The study enrolled patients who underwent proximal gastrectomy (PG) or total gastrectomy (TG) with standard lymph node (LN) dissection for pathologically proven upper-third AGC and EGJ cancers between January 2007 and December 2018. Propensity score-matching with a 1:1 ratio was performed to reduce the influence of confounding variables such as age, sex, tumor size, T stage, N stage, and tumor-node-metastasis (TNM) stage. Kaplan-Meier survival analysis was performed to analyze oncologic outcome. The prognostic factors of recurrence-free survival (RFS) were analyzed using the Cox proportional hazard analysis.

RESULTS

Of the 713 enrolled patients in this study, 60 received PG and 653 received TG. Propensity score-matching yielded 60 patients for each group.
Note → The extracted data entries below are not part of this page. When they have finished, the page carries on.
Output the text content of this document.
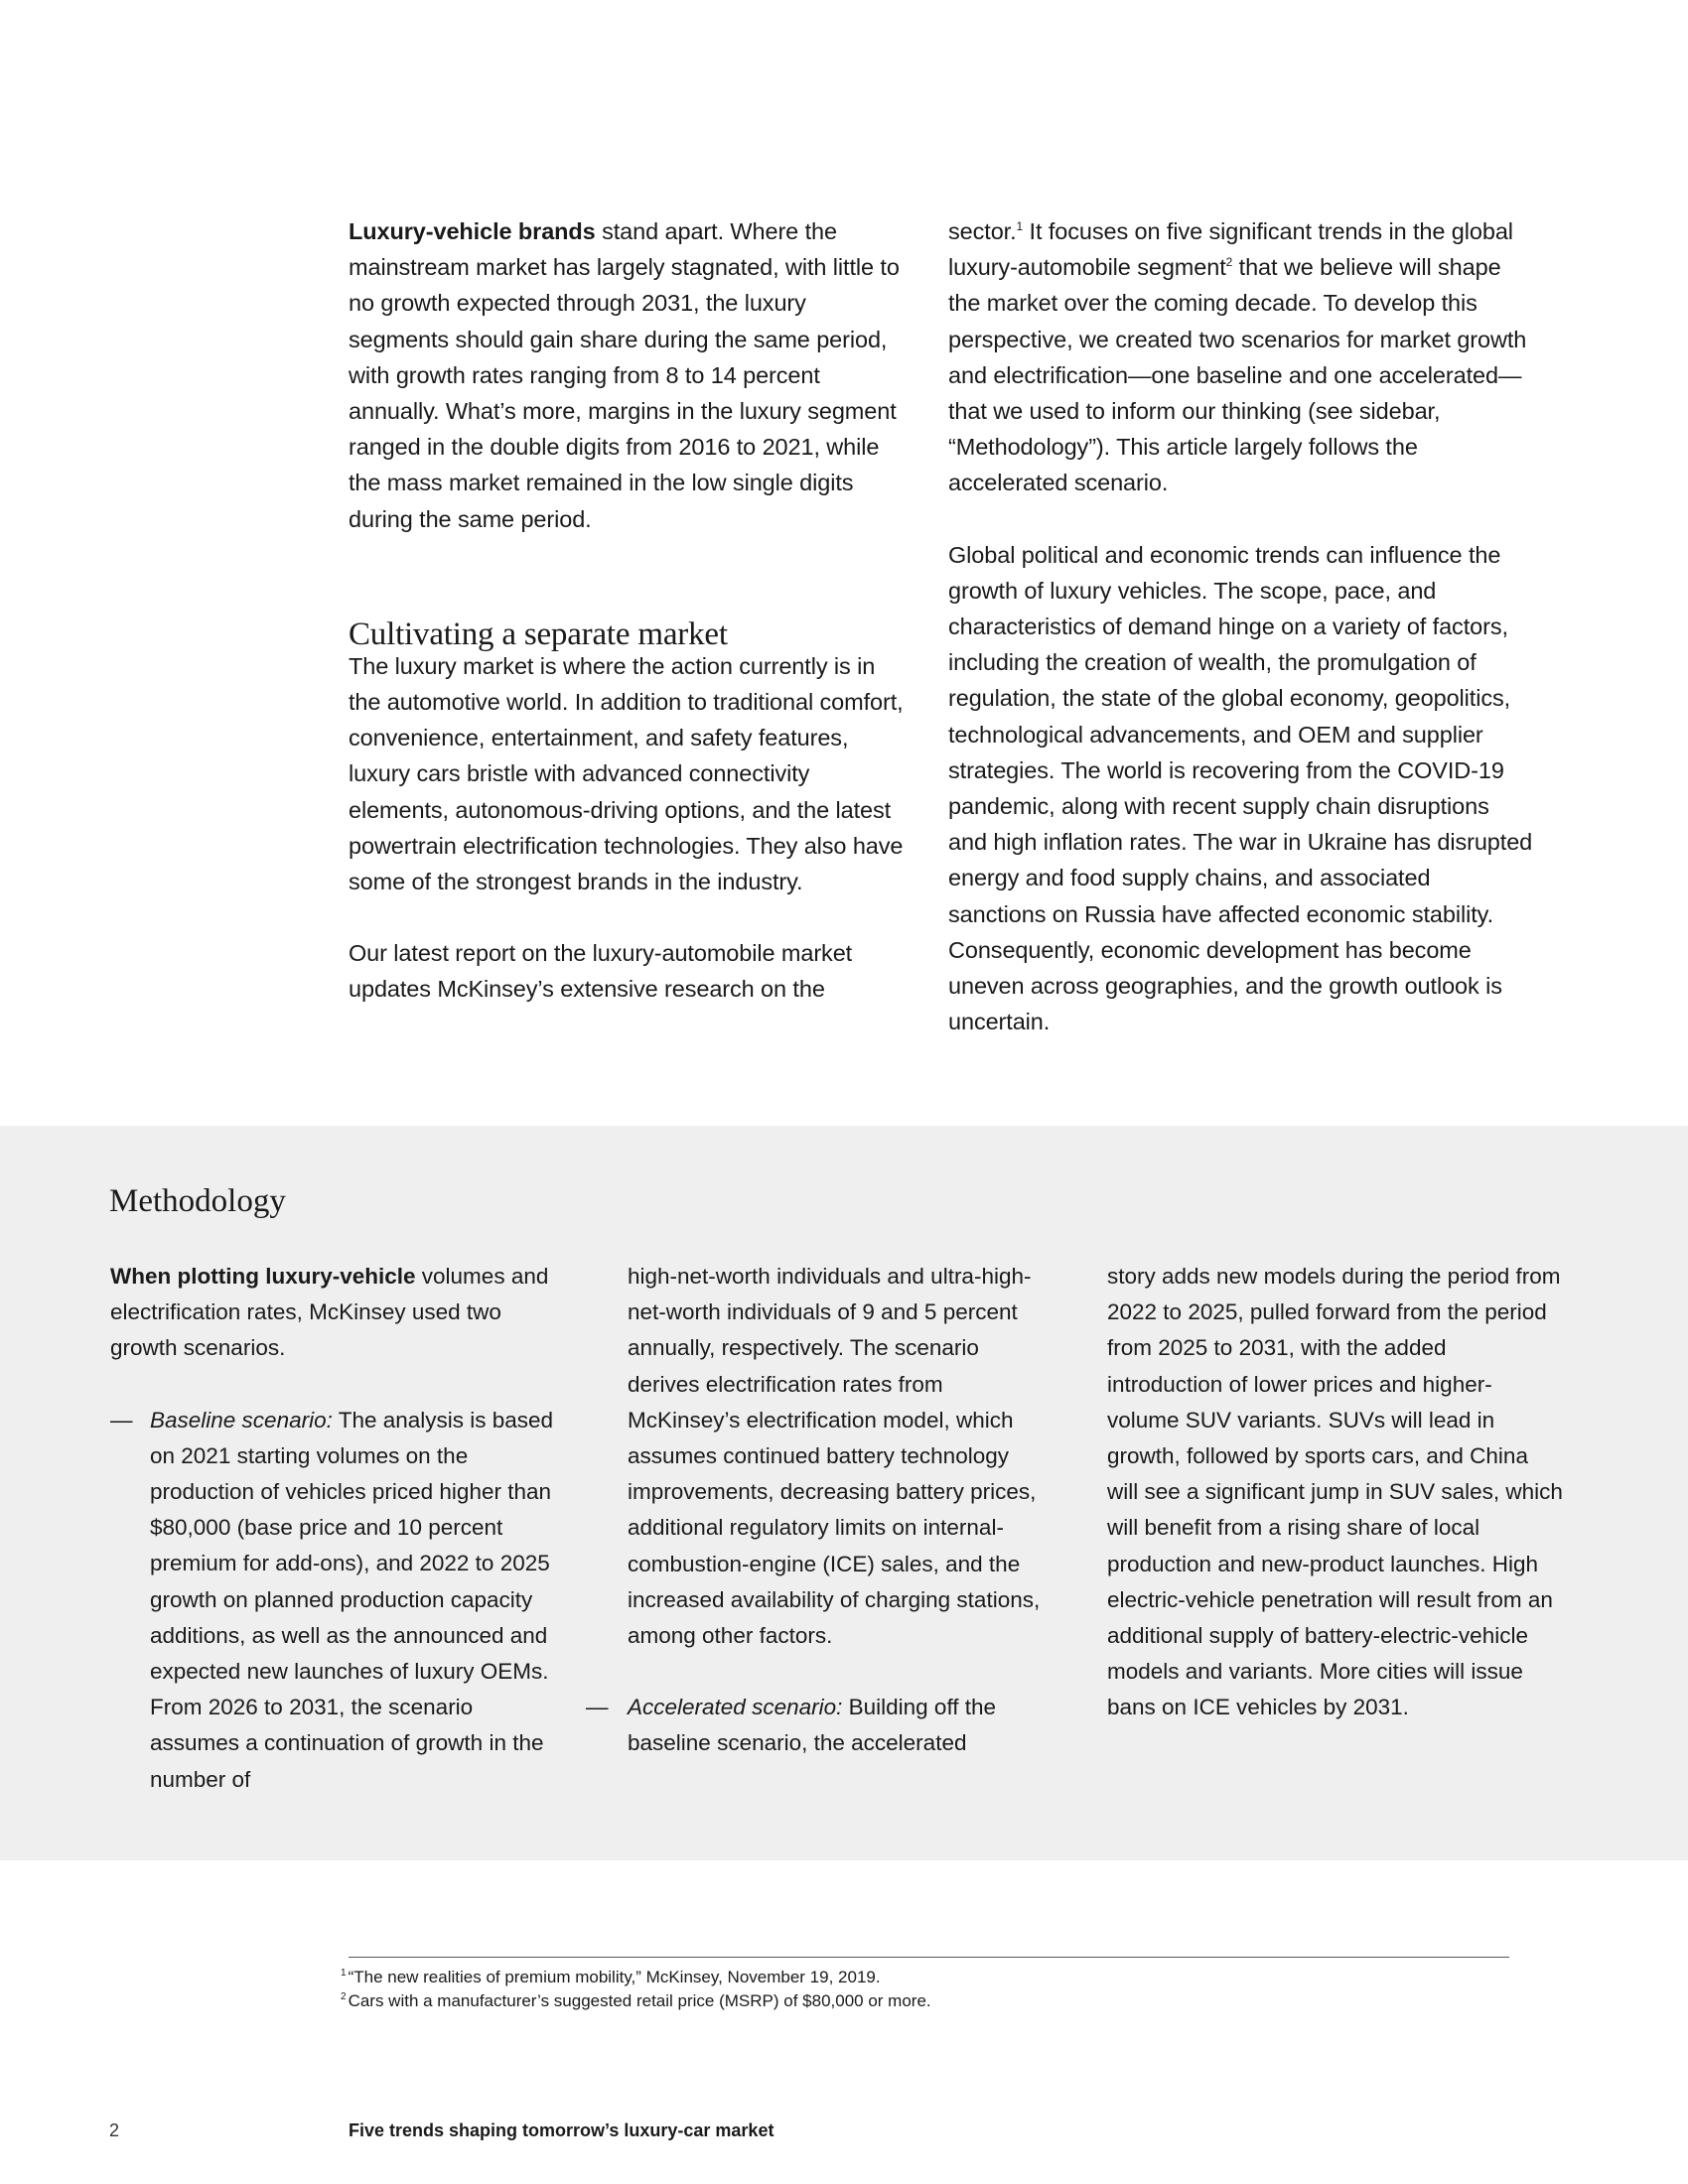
Luxury-vehicle brands stand apart. Where the mainstream market has largely stagnated, with little to no growth expected through 2031, the luxury segments should gain share during the same period, with growth rates ranging from 8 to 14 percent annually. What’s more, margins in the luxury segment ranged in the double digits from 2016 to 2021, while the mass market remained in the low single digits during the same period.

Cultivating a separate market

The luxury market is where the action currently is in the automotive world. In addition to traditional comfort, convenience, entertainment, and safety features, luxury cars bristle with advanced connectivity elements, autonomous-driving options, and the latest powertrain electrification technologies. They also have some of the strongest brands in the industry.

Our latest report on the luxury-automobile market updates McKinsey’s extensive research on the

sector.$^1$ It focuses on five significant trends in the global luxury-automobile segment$^2$ that we believe will shape the market over the coming decade. To develop this perspective, we created two scenarios for market growth and electrification—one baseline and one accelerated—that we used to inform our thinking (see sidebar, “Methodology”). This article largely follows the accelerated scenario.

Global political and economic trends can influence the growth of luxury vehicles. The scope, pace, and characteristics of demand hinge on a variety of factors, including the creation of wealth, the promulgation of regulation, the state of the global economy, geopolitics, technological advancements, and OEM and supplier strategies. The world is recovering from the COVID-19 pandemic, along with recent supply chain disruptions and high inflation rates. The war in Ukraine has disrupted energy and food supply chains, and associated sanctions on Russia have affected economic stability. Consequently, economic development has become uneven across geographies, and the growth outlook is uncertain.

Methodology

When plotting luxury-vehicle volumes and electrification rates, McKinsey used two growth scenarios.

— Baseline scenario: The analysis is based on 2021 starting volumes on the production of vehicles priced higher than $80,000 (base price and 10 percent premium for add-ons), and 2022 to 2025 growth on planned production capacity additions, as well as the announced and expected new launches of luxury OEMs. From 2026 to 2031, the scenario assumes a continuation of growth in the number of

high-net-worth individuals and ultra-high-net-worth individuals of 9 and 5 percent annually, respectively. The scenario derives electrification rates from McKinsey’s electrification model, which assumes continued battery technology improvements, decreasing battery prices, additional regulatory limits on internal-combustion-engine (ICE) sales, and the increased availability of charging stations, among other factors.

— Accelerated scenario: Building off the baseline scenario, the accelerated

story adds new models during the period from 2022 to 2025, pulled forward from the period from 2025 to 2031, with the added introduction of lower prices and higher-volume SUV variants. SUVs will lead in growth, followed by sports cars, and China will see a significant jump in SUV sales, which will benefit from a rising share of local production and new-product launches. High electric-vehicle penetration will result from an additional supply of battery-electric-vehicle models and variants. More cities will issue bans on ICE vehicles by 2031.

$^1$ “The new realities of premium mobility,” McKinsey, November 19, 2019.

$^2$ Cars with a manufacturer’s suggested retail price (MSRP) of $80,000 or more.

2	Five trends shaping tomorrow’s luxury-car market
The overall survival rates were 61.7 % in the PG group and 68.3 % in the TG group (p = 0.676). The RFS was 86.7 % in the PG group and 83.3 % in the TG group (p = 0.634). The PG group showed eight recurrences (1 anastomosis site, 1 paraaortic LN, 1 liver, 1 spleen, 1 lung, 1 splenic hilar LN, and 2 remnant stomachs). In the multivariate analysis, the operation method was not identified as a prognostic factor of tumor recurrence.

CONCLUSION

The patients who underwent PG had a long-term oncologic outcome similar to that for the patients who underwent TG for upper-third AGC and EGJ cancer.

摘要

背景

本研究旨在探讨近端胃切除术治疗上三分之一进展期胃癌(AGC)和 Siewert Ⅱ型食管胃结合部(EGJ)癌的肿瘤学长期安全性。

方法

本研究纳入了 2007 年 1 月至 2018 年 12 月期间经病理证实为上三分之一 AGC 和 EGJ 癌并行标准淋巴结(LN)清扫的近端胃切除术(PG)或全胃切除术(TG)患者。采用 1:1 比例的倾向评分匹配来减少年龄、性别、肿瘤大小、T 分期、N 分期和肿瘤-淋巴结-转移(TNM)分期等混杂因素的影响。采用 Kaplan-Meier 生存分析评估肿瘤学预后。采用 Cox 比例风险分析对无复发生存率(RFS)的预后因素进行分析。

结果

本研究共纳入 713 例患者,其中 60 例接受 PG,653 例接受 TG。倾向评分匹配后每组各有 60 例患者。PG 组的总生存率为 61.7%,TG 组为 68.3%(p=0.676)。PG 组的 RFS 为 86.7%,TG 组为 83.3%(p=0.634)。PG 组有 8 例复发(1 个吻合口部位,1 个腹主动脉旁 LN,1 个肝,1 个脾,1 个肺,1 个脾门 LN,2 个残胃)。多因素分析显示,手术方式不是肿瘤复发的预后因素。

结论

对于上三分之一 AGC 和 EGJ 癌患者,PG 与 TG 的长期肿瘤学结局相似。